The new Mean Machine: How Ronaldinho became the football king of a Paraguayan prison
In the 2001 sports comedy Mean Machine, Vinnie Jones played disgraced ex-footballer turned convict Danny Meehan, who was coerced by the corrupt warden to captain a team of jailbirds against the well-drilled, sadistic guards. In typical Hollywood fashion, Meehan and his side of lovable lads overcome their oppressors and embarrass the warden, who is left fuming as the redeemed former pro struts triumphantly back to his cell.
Such a story might seem too far-fetched to occur in real life, but in Paraguay it appears life can imitate art. The nation's Agrupacion Especializada prison is playing host to Brazil legend Ronaldinho, who is wiling away his time inside on the football pitch while lawyers and prosecutors try to get to the bottom of a case that borders on the inexplicable.
Ronaldinho was apprehended in an Asuncion hotel along with brother Roberto at the start of March on charges of entering the nation with a fake Paraguayan passport. Since then he has been held in custody, with the Appeals Court ruling he was ineligible for bail due to the risk of him leaving the country.
Predictably, the Brazilian enjoys celebrity status in the prison, signing autographs and posing for photos alongside his fellow inmates, including drug traffickers linked to the deadly PCC gang – which led a breakout in December 2018 that freed two members – corrupt businessmen and politicians and other prisoners deemed high risk by Paraguayan authorities.
One of Ronaldinho's new colleagues is ex-Sportivo Luqueno president Fernando Gonzalez Karjallo, as well as his father, ex-Paraguay FA vice Ramon Gonzalez Daher, both held on money laundering charges; congressman Miguel Cuevas, accused of illicit enrichment, influence trafficking and other corruption charges, also shares the Brazilian's wing.
The ex-Barcelona and Milan idol is nevertheless in high spirits. Ex-Paraguay international Nelson 'Pipino' Cuevas visited his friend, affirming that he wanted to “give all my strength to this genius who made history in world football and say there are Paraguayans who are completely behind him!”
Footvolley ace Fernando Lugo also paid a visit and heard from the star that he was being treated well and was keeping calm, but did not understand why he was in jail in the first place. “God knows what he is doing,” was the message Lugo relayed to Globo – but in the meantime, he has been lighting up the football pitch even behind bars.
Fridays in the Agrupacion Especializada are given over to the beautiful game, as prisoners organise themselves into teams in order to compete in a futsal tournament. Logically, all of the competitors wanted the talents of Ronaldinho on their side to heighten their chances of bagging the prize: a suckling pig for the barbecue afterwards, weighing, as noted with peculiar emphasis by almost every report, a hefty 16 kilograms.
As befits his past status as a wheeler-dealer in the football world, Gonzalez Karjallo headed negotiations to secure the Brazilian's participation. With the help of an obliging guard who lent him a pair of boots, Ronaldinho took the pitch.

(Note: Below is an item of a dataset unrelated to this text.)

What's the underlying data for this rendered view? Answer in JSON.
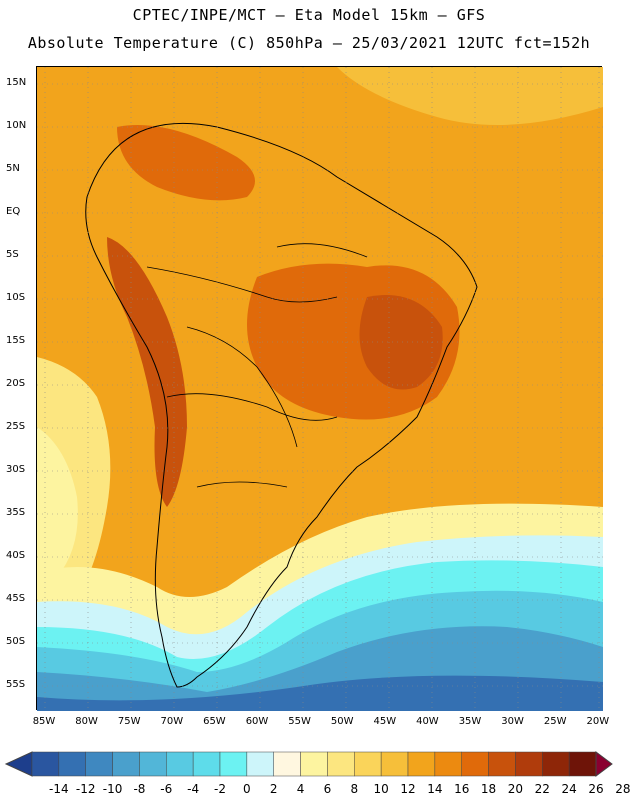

He did not take part in the tournament itself, but showed off his outrageous skills in an exhibition match, scoring five and assisting a further six as his team won 11-2. The hapless fallen politician Cuevas was tasked with marking the World Cup, Champions League and Copa Libertadores winner; without much luck, the score would suggest. “He's looking good, he talks to the other prisoners, he goes out to the yard,” Sergeant Blas Vera told ABC of his celebrity inmate, who posed smiling alongside the winners of the tournament and their trophy – the prize pig and future dinner conspicuous by its absence for the photo.
While Ronaldinho enjoys himself in his forced new surroundings, outside his prospects look bleak. The star had already found himself in severe financial and legal difficulty in his home nation and in 2019 had his Brazilian and Spanish passports seized, as well as 57 properties, for ignoring a series of fines linked to building code violations in his native Porto Alegre.
Upon his arrest the 39-year-old claimed the false passports were a gift for him and his brother and that their use was an innocent mistake. The same line of argument was repeated by his incredibly candid attorney, who told reporters that his client “did not know it was a crime... he is an idiot.”
Prosecutors, however, point the finger at Ronaldinho's associate Dalia Lopez, the businesswoman behind his arrival in Paraguay and, it is alleged, provider of the suspect documents. Lopez is now a fugitive after ignoring summons to answer police questions; in yet another bizarre twist, a raid on one of her properties discovered an estimated 6,000 footballs printed with the image of Ronaldinho's face – the very same photo that dons the passport.
The motives behind the Brazilian's visit (ostensibly on the invitation of the charitable foundation headed by Lopez) and the phoney papers remains a mystery. In the meantime he remains in the Agrupacion Especializada, playing out what seems to be his own personal prison film that requires no little suspense of disbelief to follow its incredible plot. The quick-footed phenomenon who was once at the pinnacle of world football now finds himself swapping passes with murderers, money launderers and conmen – and, perhaps most amazingly, continues to wear that famous smile on his face throughout.